At the same time, I have spent 4 years now doing the dream work, and I find it very valuable for staying closer to what is true inside me, regardless of what success I find (or don’t find) in the world or my so-called career.
I see significant overlaps between Feldenkrais and dream work. Each one:
takes me back inside myself (albeit through very different doors)
poses riddles of personal transformation
shows the importance of learning to trust deeper support structures (the skeleton in Feldenkrais, the archetypes in dream work)
depends on the imagination
On the other hand, I see significant differences:
Feldenkrais said, “Your skeleton will outlast your soul”

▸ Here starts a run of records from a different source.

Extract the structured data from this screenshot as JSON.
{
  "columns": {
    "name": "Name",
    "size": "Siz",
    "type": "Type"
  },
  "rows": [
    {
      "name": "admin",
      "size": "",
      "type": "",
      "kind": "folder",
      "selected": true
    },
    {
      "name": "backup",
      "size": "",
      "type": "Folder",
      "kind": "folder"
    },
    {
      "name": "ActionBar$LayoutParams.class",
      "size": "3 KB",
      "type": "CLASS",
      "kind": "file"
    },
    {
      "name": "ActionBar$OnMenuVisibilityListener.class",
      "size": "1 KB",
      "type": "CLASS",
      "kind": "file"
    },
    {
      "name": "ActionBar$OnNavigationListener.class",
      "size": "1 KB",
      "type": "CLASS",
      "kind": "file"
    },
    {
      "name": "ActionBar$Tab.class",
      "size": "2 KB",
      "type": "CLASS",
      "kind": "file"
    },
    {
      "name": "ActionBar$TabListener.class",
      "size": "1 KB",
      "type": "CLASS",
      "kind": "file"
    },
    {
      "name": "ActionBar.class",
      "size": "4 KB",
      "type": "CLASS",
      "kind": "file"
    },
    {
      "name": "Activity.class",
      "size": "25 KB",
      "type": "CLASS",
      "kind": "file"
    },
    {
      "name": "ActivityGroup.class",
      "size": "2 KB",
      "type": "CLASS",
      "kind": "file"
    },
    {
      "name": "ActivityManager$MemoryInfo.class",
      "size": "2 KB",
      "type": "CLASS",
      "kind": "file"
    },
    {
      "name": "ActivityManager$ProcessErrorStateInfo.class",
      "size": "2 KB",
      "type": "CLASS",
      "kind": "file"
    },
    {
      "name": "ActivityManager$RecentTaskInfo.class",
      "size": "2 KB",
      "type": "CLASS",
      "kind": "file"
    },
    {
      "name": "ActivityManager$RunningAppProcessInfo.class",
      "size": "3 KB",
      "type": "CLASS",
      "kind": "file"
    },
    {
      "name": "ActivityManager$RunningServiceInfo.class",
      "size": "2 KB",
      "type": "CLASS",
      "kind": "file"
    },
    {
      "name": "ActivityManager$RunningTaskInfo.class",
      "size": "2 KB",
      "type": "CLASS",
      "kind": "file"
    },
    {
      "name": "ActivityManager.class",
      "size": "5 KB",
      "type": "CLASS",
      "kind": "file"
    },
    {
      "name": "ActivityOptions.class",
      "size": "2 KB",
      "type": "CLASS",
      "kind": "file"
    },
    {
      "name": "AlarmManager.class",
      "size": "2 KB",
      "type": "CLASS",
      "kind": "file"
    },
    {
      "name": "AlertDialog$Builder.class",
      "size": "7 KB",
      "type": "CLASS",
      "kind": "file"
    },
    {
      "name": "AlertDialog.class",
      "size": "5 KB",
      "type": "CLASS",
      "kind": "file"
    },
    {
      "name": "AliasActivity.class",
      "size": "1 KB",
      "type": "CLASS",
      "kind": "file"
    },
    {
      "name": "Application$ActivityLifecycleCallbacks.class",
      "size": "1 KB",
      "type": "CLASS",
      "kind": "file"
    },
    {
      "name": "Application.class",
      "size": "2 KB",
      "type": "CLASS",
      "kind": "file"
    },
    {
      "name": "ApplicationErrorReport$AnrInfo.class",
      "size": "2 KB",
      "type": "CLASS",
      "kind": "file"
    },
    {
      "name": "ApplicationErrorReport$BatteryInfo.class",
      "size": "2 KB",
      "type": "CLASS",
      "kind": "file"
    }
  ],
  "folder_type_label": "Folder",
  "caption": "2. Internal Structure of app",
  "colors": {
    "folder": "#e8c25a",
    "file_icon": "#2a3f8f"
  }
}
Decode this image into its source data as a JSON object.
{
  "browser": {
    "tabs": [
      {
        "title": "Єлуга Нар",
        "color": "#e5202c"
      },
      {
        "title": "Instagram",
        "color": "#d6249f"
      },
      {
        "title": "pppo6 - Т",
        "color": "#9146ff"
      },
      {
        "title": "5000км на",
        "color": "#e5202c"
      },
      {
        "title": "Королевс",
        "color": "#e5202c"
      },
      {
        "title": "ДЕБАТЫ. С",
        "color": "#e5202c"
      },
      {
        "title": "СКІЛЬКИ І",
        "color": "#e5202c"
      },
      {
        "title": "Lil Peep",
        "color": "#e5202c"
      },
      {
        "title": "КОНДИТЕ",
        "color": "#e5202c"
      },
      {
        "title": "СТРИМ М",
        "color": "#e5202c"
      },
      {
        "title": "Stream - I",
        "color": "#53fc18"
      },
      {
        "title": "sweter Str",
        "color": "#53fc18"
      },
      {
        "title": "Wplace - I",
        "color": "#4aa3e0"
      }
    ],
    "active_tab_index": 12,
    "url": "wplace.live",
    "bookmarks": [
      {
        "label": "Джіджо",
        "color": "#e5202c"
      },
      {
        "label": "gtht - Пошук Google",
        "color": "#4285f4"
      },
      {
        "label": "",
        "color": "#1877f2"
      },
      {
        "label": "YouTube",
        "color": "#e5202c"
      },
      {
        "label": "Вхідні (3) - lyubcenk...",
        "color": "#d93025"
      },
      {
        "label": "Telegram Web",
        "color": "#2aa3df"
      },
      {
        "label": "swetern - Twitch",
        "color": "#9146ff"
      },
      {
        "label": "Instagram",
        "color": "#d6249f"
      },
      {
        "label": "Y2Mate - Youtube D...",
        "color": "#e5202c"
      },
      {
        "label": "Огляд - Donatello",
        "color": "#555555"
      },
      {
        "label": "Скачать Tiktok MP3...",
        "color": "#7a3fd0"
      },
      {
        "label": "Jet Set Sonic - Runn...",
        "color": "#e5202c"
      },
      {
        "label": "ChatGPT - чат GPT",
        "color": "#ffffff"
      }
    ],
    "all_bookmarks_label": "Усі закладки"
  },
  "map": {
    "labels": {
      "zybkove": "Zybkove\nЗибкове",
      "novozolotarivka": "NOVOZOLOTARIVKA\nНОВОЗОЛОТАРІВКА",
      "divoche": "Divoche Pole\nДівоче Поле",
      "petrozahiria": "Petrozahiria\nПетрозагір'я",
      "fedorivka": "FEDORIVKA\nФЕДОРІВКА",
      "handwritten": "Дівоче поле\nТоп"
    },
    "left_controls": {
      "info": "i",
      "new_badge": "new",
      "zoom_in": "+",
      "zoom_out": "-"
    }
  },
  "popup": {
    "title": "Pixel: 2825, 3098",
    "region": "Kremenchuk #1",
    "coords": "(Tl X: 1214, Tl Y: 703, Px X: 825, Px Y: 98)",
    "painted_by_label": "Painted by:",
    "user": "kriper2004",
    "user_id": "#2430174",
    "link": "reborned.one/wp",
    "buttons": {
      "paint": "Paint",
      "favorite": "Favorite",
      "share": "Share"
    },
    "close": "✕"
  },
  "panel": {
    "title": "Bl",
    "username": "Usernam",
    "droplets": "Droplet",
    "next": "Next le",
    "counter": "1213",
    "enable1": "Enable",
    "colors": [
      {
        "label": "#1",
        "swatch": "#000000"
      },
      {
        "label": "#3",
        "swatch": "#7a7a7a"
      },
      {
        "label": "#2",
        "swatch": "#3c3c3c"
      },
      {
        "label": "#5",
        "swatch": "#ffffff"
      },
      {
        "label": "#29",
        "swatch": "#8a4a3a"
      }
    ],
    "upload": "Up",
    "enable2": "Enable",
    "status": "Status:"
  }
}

archetypal dream theories suppose essential, eternal Selves embattled by demons and deceived by pathological coping strategies
Archetypal Dreamwork looks at trauma as potentially stemming from past life experiences, so we might be talking bardo states and reincarnation
So I’m trying to get some pieces of this puzzle out on the table, to give myself a chance to put some things together.
In 2020, as the pandemic started and the dreams came to me, I didn’t know where it would take me to look deeper into dreams.
I’m still finding out.
I’m still dreaming every night.
Still doing Feldenkrais lessons every day.
And staying tuned to see what happens next.